Tarafların ticari defterlerini usulüne göre takdik ettirmiş ve hem davalı hem de davacının defterlerinde davacının dava konusu alacağının mevcut olduğu anlaşılmakla, bunun yanında tarafların e-mail yazışmaları, davacının ihtarnamesi, davalıya satılan ürünlerin teslimine ilişkin fatura irsaliye kayıtları değerlendirildiğinde, davacı ile davalı arasında üsün satımına ilişkin cari hesap ilişkisi olduğu ve davacı bunu delilleriyle ispatladığı anlaşılmakla, bilirkişi marifetiyle de davacının davalıdan 19.696,45TL alacağı olduğu anlaşılmakla davanın kabulüne karar verilmiştir. Ayrıca dava konusu alacak likit ve hesaplanabilir olduğundan davacı lehine asıl alacağın %20 oranında icra inkar tazminatına hükmedilerek aşağıdaki şekilde hüküm tesis edilmiştir.
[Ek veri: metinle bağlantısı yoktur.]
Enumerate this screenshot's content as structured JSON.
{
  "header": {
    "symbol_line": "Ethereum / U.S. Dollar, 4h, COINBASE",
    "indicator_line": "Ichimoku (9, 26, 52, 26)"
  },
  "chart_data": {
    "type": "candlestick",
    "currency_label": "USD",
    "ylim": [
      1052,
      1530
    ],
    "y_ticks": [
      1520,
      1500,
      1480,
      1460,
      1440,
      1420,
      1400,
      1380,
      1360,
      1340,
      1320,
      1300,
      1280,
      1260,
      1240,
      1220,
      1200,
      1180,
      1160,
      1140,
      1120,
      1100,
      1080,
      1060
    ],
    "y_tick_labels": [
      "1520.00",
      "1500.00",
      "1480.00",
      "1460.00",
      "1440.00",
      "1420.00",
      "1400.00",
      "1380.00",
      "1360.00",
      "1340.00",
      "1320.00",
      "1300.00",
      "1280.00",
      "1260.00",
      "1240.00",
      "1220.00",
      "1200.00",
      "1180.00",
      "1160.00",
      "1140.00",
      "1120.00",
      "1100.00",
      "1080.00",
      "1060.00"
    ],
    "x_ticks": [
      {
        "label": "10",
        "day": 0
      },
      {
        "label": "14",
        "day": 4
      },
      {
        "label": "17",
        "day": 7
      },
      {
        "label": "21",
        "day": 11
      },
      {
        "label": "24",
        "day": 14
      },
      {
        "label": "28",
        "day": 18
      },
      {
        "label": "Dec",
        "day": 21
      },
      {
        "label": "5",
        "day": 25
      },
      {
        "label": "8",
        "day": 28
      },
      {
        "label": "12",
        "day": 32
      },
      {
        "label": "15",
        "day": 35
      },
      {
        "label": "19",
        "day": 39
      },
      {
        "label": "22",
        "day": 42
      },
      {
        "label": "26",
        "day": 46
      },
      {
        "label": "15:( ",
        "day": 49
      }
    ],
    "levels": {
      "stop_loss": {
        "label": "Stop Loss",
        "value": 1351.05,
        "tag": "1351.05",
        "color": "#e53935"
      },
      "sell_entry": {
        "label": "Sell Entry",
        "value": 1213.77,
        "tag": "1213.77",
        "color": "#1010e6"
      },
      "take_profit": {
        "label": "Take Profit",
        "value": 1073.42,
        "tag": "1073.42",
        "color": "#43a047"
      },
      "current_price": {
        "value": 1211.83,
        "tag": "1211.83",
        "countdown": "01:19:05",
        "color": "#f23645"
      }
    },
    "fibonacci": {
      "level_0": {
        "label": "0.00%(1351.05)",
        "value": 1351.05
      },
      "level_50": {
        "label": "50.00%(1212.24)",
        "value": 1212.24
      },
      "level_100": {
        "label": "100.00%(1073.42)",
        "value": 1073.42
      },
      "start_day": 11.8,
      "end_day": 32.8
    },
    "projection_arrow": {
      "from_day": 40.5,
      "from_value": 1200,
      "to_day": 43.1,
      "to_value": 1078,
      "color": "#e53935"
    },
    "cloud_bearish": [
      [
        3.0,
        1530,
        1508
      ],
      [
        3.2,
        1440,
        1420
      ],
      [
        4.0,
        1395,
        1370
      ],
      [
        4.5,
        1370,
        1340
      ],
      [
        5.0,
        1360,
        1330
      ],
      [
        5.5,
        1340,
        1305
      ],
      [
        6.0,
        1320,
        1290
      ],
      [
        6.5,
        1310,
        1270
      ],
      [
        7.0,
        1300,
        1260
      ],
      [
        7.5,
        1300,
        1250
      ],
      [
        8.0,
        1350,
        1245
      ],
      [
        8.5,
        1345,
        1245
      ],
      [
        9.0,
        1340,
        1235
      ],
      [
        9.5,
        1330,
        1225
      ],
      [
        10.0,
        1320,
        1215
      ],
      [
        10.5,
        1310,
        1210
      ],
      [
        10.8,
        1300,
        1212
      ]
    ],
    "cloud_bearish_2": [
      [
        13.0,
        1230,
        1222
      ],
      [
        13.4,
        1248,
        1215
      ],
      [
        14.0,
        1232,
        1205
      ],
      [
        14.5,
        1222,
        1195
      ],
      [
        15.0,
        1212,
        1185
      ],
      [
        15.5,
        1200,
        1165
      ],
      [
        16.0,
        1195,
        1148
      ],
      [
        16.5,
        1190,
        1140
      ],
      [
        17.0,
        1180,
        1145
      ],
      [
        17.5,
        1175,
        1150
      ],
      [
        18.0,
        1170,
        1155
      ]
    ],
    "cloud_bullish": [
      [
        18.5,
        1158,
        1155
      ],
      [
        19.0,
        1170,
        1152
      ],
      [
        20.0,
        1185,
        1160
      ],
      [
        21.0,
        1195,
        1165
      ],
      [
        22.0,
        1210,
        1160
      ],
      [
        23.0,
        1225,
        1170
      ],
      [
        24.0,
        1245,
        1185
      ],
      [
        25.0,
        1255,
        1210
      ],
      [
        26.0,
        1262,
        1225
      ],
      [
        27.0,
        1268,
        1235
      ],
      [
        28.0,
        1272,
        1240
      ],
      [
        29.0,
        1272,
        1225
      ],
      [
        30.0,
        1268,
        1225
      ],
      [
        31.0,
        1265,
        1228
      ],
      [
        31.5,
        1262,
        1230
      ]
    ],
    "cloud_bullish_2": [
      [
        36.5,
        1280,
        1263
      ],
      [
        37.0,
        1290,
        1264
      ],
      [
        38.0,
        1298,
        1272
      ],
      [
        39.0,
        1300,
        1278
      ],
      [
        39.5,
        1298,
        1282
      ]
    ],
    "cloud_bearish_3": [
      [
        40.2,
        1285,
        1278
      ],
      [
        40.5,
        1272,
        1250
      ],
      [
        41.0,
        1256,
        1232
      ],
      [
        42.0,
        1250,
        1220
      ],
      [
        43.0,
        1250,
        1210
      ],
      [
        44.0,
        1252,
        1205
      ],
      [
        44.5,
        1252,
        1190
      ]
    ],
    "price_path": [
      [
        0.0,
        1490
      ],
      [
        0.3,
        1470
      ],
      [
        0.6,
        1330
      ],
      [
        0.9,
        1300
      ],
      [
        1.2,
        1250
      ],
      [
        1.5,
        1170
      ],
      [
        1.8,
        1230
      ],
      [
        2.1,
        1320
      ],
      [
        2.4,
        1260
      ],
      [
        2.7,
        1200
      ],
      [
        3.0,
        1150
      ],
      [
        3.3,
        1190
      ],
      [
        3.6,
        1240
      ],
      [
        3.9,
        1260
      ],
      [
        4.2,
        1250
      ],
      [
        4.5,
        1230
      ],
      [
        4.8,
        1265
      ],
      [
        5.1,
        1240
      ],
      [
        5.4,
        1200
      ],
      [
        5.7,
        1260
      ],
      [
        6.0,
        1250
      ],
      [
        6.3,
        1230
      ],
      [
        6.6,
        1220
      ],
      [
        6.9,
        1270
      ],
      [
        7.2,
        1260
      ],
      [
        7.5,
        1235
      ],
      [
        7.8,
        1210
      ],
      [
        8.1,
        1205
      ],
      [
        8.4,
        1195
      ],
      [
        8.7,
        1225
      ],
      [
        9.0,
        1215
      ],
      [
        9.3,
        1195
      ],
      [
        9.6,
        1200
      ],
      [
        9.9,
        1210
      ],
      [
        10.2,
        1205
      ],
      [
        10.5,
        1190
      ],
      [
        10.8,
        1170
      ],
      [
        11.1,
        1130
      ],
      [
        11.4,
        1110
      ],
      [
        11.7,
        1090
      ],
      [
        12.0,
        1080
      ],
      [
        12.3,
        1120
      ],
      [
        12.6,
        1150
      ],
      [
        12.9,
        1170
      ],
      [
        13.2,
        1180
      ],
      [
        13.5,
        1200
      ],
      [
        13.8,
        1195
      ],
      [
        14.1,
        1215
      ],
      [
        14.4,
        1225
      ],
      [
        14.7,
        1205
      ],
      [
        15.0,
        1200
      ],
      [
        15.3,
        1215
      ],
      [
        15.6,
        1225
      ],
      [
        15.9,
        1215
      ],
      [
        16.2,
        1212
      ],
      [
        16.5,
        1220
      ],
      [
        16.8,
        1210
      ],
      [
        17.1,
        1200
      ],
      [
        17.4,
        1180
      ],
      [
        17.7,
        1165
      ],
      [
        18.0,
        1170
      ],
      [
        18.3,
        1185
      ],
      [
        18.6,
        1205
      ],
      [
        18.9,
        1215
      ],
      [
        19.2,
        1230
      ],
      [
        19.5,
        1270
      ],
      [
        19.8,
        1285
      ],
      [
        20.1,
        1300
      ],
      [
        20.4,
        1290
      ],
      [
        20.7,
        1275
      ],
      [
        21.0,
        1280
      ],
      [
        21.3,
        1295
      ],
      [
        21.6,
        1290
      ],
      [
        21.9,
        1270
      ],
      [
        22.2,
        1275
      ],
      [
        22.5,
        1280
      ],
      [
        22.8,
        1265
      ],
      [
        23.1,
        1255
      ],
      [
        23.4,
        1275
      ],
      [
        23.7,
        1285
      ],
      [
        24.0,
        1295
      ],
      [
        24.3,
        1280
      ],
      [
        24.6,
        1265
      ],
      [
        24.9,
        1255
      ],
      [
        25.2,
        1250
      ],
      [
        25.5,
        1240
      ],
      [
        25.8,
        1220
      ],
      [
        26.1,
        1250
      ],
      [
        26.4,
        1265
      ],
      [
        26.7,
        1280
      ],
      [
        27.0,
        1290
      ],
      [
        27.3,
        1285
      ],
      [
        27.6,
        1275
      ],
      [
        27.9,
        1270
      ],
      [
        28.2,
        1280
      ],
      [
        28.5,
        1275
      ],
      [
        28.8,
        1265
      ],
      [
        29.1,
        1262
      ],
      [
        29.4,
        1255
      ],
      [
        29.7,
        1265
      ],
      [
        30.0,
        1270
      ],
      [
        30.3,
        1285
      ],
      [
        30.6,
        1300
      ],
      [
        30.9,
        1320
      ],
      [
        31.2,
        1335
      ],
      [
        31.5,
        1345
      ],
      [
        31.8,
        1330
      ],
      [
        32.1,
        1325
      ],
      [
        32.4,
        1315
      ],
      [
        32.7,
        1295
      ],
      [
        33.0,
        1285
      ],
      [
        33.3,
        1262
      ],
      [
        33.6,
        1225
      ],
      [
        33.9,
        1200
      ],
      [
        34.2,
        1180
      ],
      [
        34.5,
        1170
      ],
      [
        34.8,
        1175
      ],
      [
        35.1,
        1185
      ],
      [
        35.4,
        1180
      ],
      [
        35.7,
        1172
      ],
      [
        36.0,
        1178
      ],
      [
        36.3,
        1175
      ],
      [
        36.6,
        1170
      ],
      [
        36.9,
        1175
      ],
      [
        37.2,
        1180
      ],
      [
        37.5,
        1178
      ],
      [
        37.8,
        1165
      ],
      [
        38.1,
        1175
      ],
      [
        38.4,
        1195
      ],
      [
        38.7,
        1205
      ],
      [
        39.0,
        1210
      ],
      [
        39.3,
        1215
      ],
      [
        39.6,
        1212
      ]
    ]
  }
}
HÜKÜM: Gerekçesi yukarıda açıklandığı üzere;
Davacının davacının Kabulü ile;
1-Davalının İstanbul … İcra Dairesinin … Esas sayılı dosyasına yaptığı itirazın iptali ile takibin 19.696,45TL asıl alacak üzerinden takip tarihinden itibaren işleyecek avans faizi ile birlikte devamına,
2-Asıl alacak hesaplanabilir ve likit olduğundan asıl alacağın, %20’sine tekamül eden 3.939,29 TL icra inkar tazminatının davalıdan alınarak davacıya verilmesine,
3-Karar tarihinde yürürlükte bulunan Harçlar Tarifesi gereğince hesaplanan 1.345,47TL nispi karar harcından peşin alınan 336,37TL harcın mahsubu ile bakiye 1.009,10TL harcın davalıdan tahsili ile HAZİNEYE GELİR KAYDINA,
4-Karar tarihinde yürürlükte bulunan Avukatlık Asgari Ücret Tarifesi gereğince hesap olunan 2.363,58TL vekalet ücretinin davalıdan alınarak davacıya verilmesine,
5-Davacı tarafından yargılama sırasında yapılan toplam 1.417,37TL ( 29,20TL BVH, 4,30TL VSH, 336,37TL Peşin Harç, 247,50TL posta ve tebliğler, 800,00TL bilirkişi ücreti) yargılama giderinin davalıdan alınarak davacıya verilmesine,
6-Taraflarca yatırılan ve artan gider avansının karar kesinleştiğinde ve talep halinde ilgili tarafa iadesine,
Dair, davacı vekilinin yüzüne karşı gerekçeli kararın taraflara tebliğinden itibaren 2 hafta içinde İstinaf kanun yolu açık olmak üzere verilen karar açıkça okunup usulen anlatıldı.